Building on the historical component highlighted in his ecological research, Denzell also plans to examine the role of sociohistorical processes related to spatial placement of environmental hazards in the city of Atlanta. For example, in urban environments, combined sewer overflow’s (CSO’s) are a form of wastewater infrastructure in which rainwater, and domestic and industrial sewage are collected in the same pipe. During heavy rain events, and combined with pervasive impervious surface cover, these systems tend to become overtaxed and can result in the backflow of untreated sewage throughout city streets and waterways, leading to significant ecological and environmental health issues. Such systems are not uncommon in low-income, communities of color, and can trace their origins to historical policies and practices designed to oppress brown and black communities.

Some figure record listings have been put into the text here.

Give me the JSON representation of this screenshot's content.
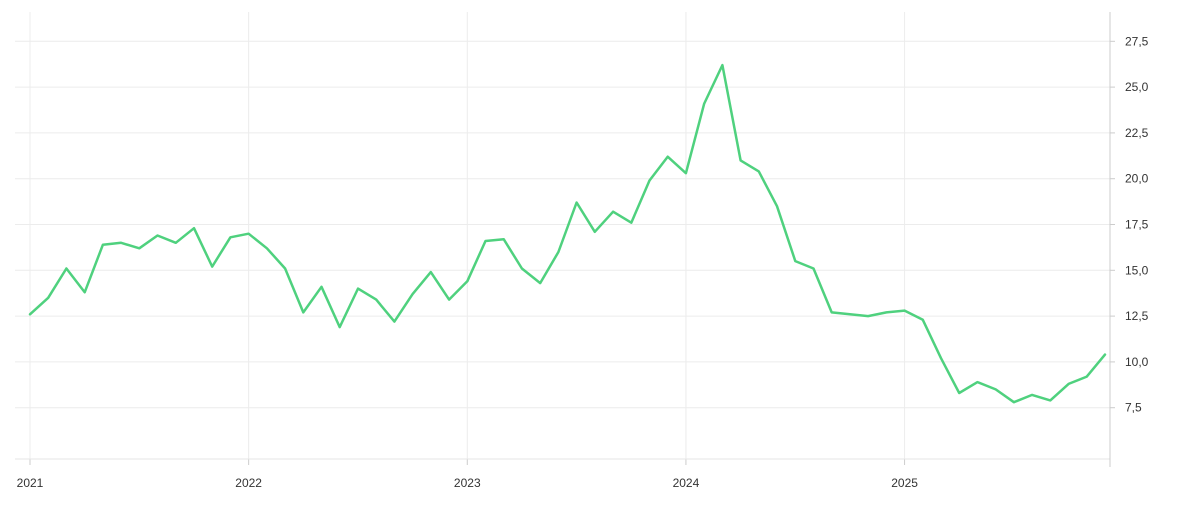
{
  "chart_data": {
    "type": "line",
    "title": "",
    "xlabel": "",
    "ylabel": "",
    "x_tick_labels": [
      "2021",
      "2022",
      "2023",
      "2024",
      "2025"
    ],
    "y_tick_labels": [
      "7,5",
      "10,0",
      "12,5",
      "15,0",
      "17,5",
      "20,0",
      "22,5",
      "25,0",
      "27,5"
    ],
    "y_ticks": [
      7.5,
      10.0,
      12.5,
      15.0,
      17.5,
      20.0,
      22.5,
      25.0,
      27.5
    ],
    "ylim": [
      4.7,
      29.1
    ],
    "xlim": [
      "2021-01",
      "2025-12"
    ],
    "grid": true,
    "y_axis_position": "right",
    "line_color": "#4fd17e",
    "grid_color": "#ececec",
    "series": [
      {
        "x": [
          "2021-01",
          "2021-02",
          "2021-03",
          "2021-04",
          "2021-05",
          "2021-06",
          "2021-07",
          "2021-08",
          "2021-09",
          "2021-10",
          "2021-11",
          "2021-12",
          "2022-01",
          "2022-02",
          "2022-03",
          "2022-04",
          "2022-05",
          "2022-06",
          "2022-07",
          "2022-08",
          "2022-09",
          "2022-10",
          "2022-11",
          "2022-12",
          "2023-01",
          "2023-02",
          "2023-03",
          "2023-04",
          "2023-05",
          "2023-06",
          "2023-07",
          "2023-08",
          "2023-09",
          "2023-10",
          "2023-11",
          "2023-12",
          "2024-01",
          "2024-02",
          "2024-03",
          "2024-04",
          "2024-05",
          "2024-06",
          "2024-07",
          "2024-08",
          "2024-09",
          "2024-10",
          "2024-11",
          "2024-12",
          "2025-01",
          "2025-02",
          "2025-03",
          "2025-04",
          "2025-05",
          "2025-06",
          "2025-07",
          "2025-08",
          "2025-09",
          "2025-10",
          "2025-11",
          "2025-12"
        ],
        "values": [
          12.6,
          13.5,
          15.1,
          13.8,
          16.4,
          16.5,
          16.2,
          16.9,
          16.5,
          17.3,
          15.2,
          16.8,
          17.0,
          16.2,
          15.1,
          12.7,
          14.1,
          11.9,
          14.0,
          13.4,
          12.2,
          13.7,
          14.9,
          13.4,
          14.4,
          16.6,
          16.7,
          15.1,
          14.3,
          16.0,
          18.7,
          17.1,
          18.2,
          17.6,
          19.9,
          21.2,
          20.3,
          24.1,
          26.2,
          21.0,
          20.4,
          18.5,
          15.5,
          15.1,
          12.7,
          12.6,
          12.5,
          12.7,
          12.8,
          12.3,
          10.2,
          8.3,
          8.9,
          8.5,
          7.8,
          8.2,
          7.9,
          8.8,
          9.2,
          10.4
        ]
      }
    ]
  }
}
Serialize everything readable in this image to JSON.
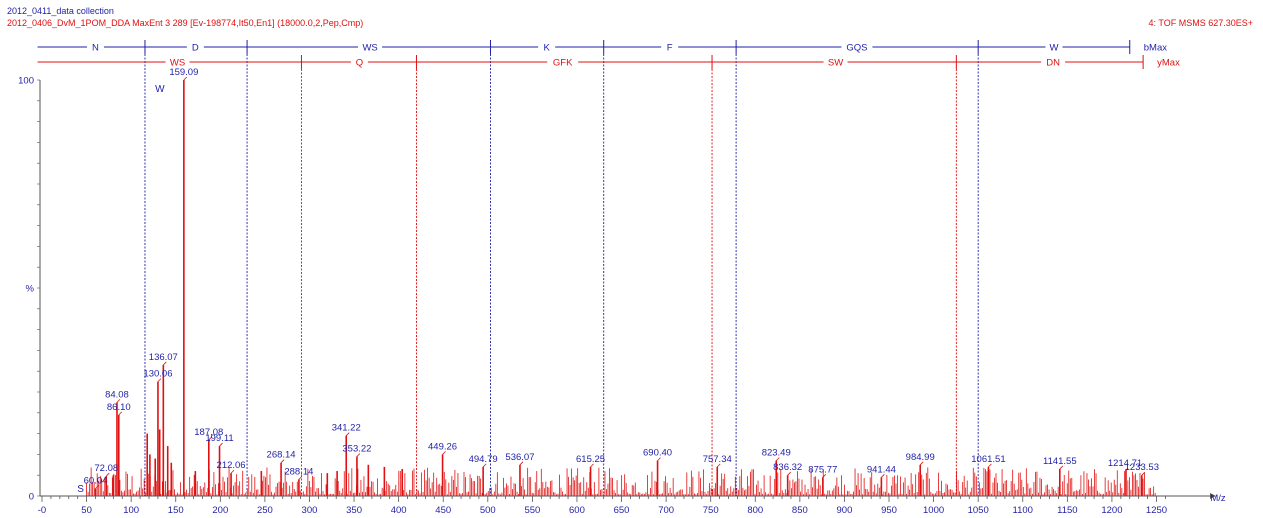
{
  "header": {
    "line1": "2012_0411_data collection",
    "line2": "2012_0406_DvM_1POM_DDA    MaxEnt 3  289 [Ev-198774,It50,En1] (18000.0,2,Pep,Cmp)",
    "right": "4: TOF MSMS 627.30ES+"
  },
  "colors": {
    "blue": "#1f1fa8",
    "red": "#e01010",
    "axis": "#555555"
  },
  "chart_data": {
    "type": "bar",
    "title": "",
    "xlabel": "M/z",
    "ylabel": "%",
    "xlim": [
      -5,
      1265
    ],
    "ylim": [
      0,
      100
    ],
    "x_ticks": [
      0,
      50,
      100,
      150,
      200,
      250,
      300,
      350,
      400,
      450,
      500,
      550,
      600,
      650,
      700,
      750,
      800,
      850,
      900,
      950,
      1000,
      1050,
      1100,
      1150,
      1200,
      1250
    ],
    "x_tick_labels": [
      "-0",
      "50",
      "100",
      "150",
      "200",
      "250",
      "300",
      "350",
      "400",
      "450",
      "500",
      "550",
      "600",
      "650",
      "700",
      "750",
      "800",
      "850",
      "900",
      "950",
      "1000",
      "1050",
      "1100",
      "1150",
      "1200",
      "1250"
    ],
    "y_ticks": [
      0,
      50,
      100
    ],
    "y_tick_labels": [
      "0",
      "%",
      "100"
    ],
    "b_series": {
      "name": "bMax",
      "fragment_mz": [
        115.5,
        230,
        503,
        630,
        778.5,
        1050
      ],
      "end_mz": [
        -5,
        1220
      ],
      "segment_labels": [
        {
          "text": "N",
          "mz": 60
        },
        {
          "text": "D",
          "mz": 172
        },
        {
          "text": "WS",
          "mz": 368
        },
        {
          "text": "K",
          "mz": 566
        },
        {
          "text": "F",
          "mz": 704
        },
        {
          "text": "GQS",
          "mz": 914
        },
        {
          "text": "W",
          "mz": 1135
        }
      ]
    },
    "y_series": {
      "name": "yMax",
      "fragment_mz": [
        291,
        420,
        751.5,
        1025.5
      ],
      "end_mz": [
        -5,
        1235
      ],
      "segment_labels": [
        {
          "text": "WS",
          "mz": 152
        },
        {
          "text": "Q",
          "mz": 356
        },
        {
          "text": "GFK",
          "mz": 584
        },
        {
          "text": "SW",
          "mz": 890
        },
        {
          "text": "DN",
          "mz": 1134
        }
      ]
    },
    "peaks": [
      {
        "mz": 60.04,
        "intensity": 1.8,
        "label": "60.04"
      },
      {
        "mz": 72.08,
        "intensity": 4.8,
        "label": "72.08"
      },
      {
        "mz": 84.08,
        "intensity": 22.5,
        "label": "84.08"
      },
      {
        "mz": 86.1,
        "intensity": 19.5,
        "label": "86.10"
      },
      {
        "mz": 130.06,
        "intensity": 27.5,
        "label": "130.06"
      },
      {
        "mz": 136.07,
        "intensity": 31.5,
        "label": "136.07"
      },
      {
        "mz": 159.09,
        "intensity": 100,
        "label": "159.09"
      },
      {
        "mz": 187.08,
        "intensity": 13.5,
        "label": "187.08"
      },
      {
        "mz": 199.11,
        "intensity": 12.0,
        "label": "199.11"
      },
      {
        "mz": 212.06,
        "intensity": 5.5,
        "label": "212.06"
      },
      {
        "mz": 268.14,
        "intensity": 8.0,
        "label": "268.14"
      },
      {
        "mz": 288.14,
        "intensity": 4.0,
        "label": "288.14"
      },
      {
        "mz": 341.22,
        "intensity": 14.5,
        "label": "341.22"
      },
      {
        "mz": 353.22,
        "intensity": 9.5,
        "label": "353.22"
      },
      {
        "mz": 449.26,
        "intensity": 10.0,
        "label": "449.26"
      },
      {
        "mz": 494.79,
        "intensity": 7.0,
        "label": "494.79"
      },
      {
        "mz": 536.07,
        "intensity": 7.5,
        "label": "536.07"
      },
      {
        "mz": 615.25,
        "intensity": 7.0,
        "label": "615.25"
      },
      {
        "mz": 690.4,
        "intensity": 8.5,
        "label": "690.40"
      },
      {
        "mz": 757.34,
        "intensity": 7.0,
        "label": "757.34"
      },
      {
        "mz": 823.49,
        "intensity": 8.5,
        "label": "823.49"
      },
      {
        "mz": 836.32,
        "intensity": 5.0,
        "label": "836.32"
      },
      {
        "mz": 875.77,
        "intensity": 4.5,
        "label": "875.77"
      },
      {
        "mz": 941.44,
        "intensity": 4.5,
        "label": "941.44"
      },
      {
        "mz": 984.99,
        "intensity": 7.5,
        "label": "984.99"
      },
      {
        "mz": 1061.51,
        "intensity": 7.0,
        "label": "1061.51"
      },
      {
        "mz": 1141.55,
        "intensity": 6.5,
        "label": "1141.55"
      },
      {
        "mz": 1214.71,
        "intensity": 6.0,
        "label": "1214.71"
      },
      {
        "mz": 1233.53,
        "intensity": 5.0,
        "label": "1233.53"
      },
      {
        "mz": 80.0,
        "intensity": 5.0,
        "label": ""
      },
      {
        "mz": 118.0,
        "intensity": 15.0,
        "label": ""
      },
      {
        "mz": 121.0,
        "intensity": 10.0,
        "label": ""
      },
      {
        "mz": 127.0,
        "intensity": 9.0,
        "label": ""
      },
      {
        "mz": 132.0,
        "intensity": 16.0,
        "label": ""
      },
      {
        "mz": 141.0,
        "intensity": 12.0,
        "label": ""
      },
      {
        "mz": 145.0,
        "intensity": 8.0,
        "label": ""
      },
      {
        "mz": 172.0,
        "intensity": 6.0,
        "label": ""
      },
      {
        "mz": 246.0,
        "intensity": 6.0,
        "label": ""
      },
      {
        "mz": 320.0,
        "intensity": 5.5,
        "label": ""
      },
      {
        "mz": 331.0,
        "intensity": 6.0,
        "label": ""
      },
      {
        "mz": 366.0,
        "intensity": 7.5,
        "label": ""
      },
      {
        "mz": 384.0,
        "intensity": 7.0,
        "label": ""
      },
      {
        "mz": 404.0,
        "intensity": 6.5,
        "label": ""
      }
    ],
    "annotations": [
      {
        "text": "W",
        "mz": 159.09,
        "intensity": 100
      },
      {
        "text": "S",
        "mz": 60.04,
        "intensity": 1.8
      }
    ]
  }
}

Using an urban political ecology framework, Denzell’s research aims to understand how legacies of racial and ethnic segregation throughout the Atlanta metropolitan area have exacerbated issues of environmental inequality and have adversely impacted relationships between communities of color and waterways.
A portion of Denzell’s research will involve looking at the historical development and contemporary residential perceptions of streams and rivers, such as those in the Proctor Creek Watershed, so as to understand the variety of ways in which race and nature intersect both historically, and in contemporary times. Through this work, Denzell aims to promote the application of more equity-minded approaches towards the renewal and restoration of natural resources in urban areas, as effective community revitalization requires addressing the impacts of long-term developmental practices so as to better understand how social and environmental inequalities generate unjust urban landscapes.
Denzell began his PhD in August 2017. Throughout his time at UGA he has been involved in many organizations such as EcoReach, a student-led environmental education organization part of the Odum School, and also the Odum School’s Graduate Student Organization (GSO), where he served as a student representative of the Diversity committee in 2018. He was a recipient of a Predoctoral Fellowship from the Ford Foundation in 2018. Denzell has also been a heavily involved student member of the Society of Freshwater Scientists (SFS), having served as a reviewer for the Instars program, a recent recipient of a Emerge Fellowship and a Student Endowment award, and serves as a co-chair on the Minority Serving Institutions committee as part of the Justice, Equity, Diversity, and Inclusion (J.E.D.I) Task Force of the SFS.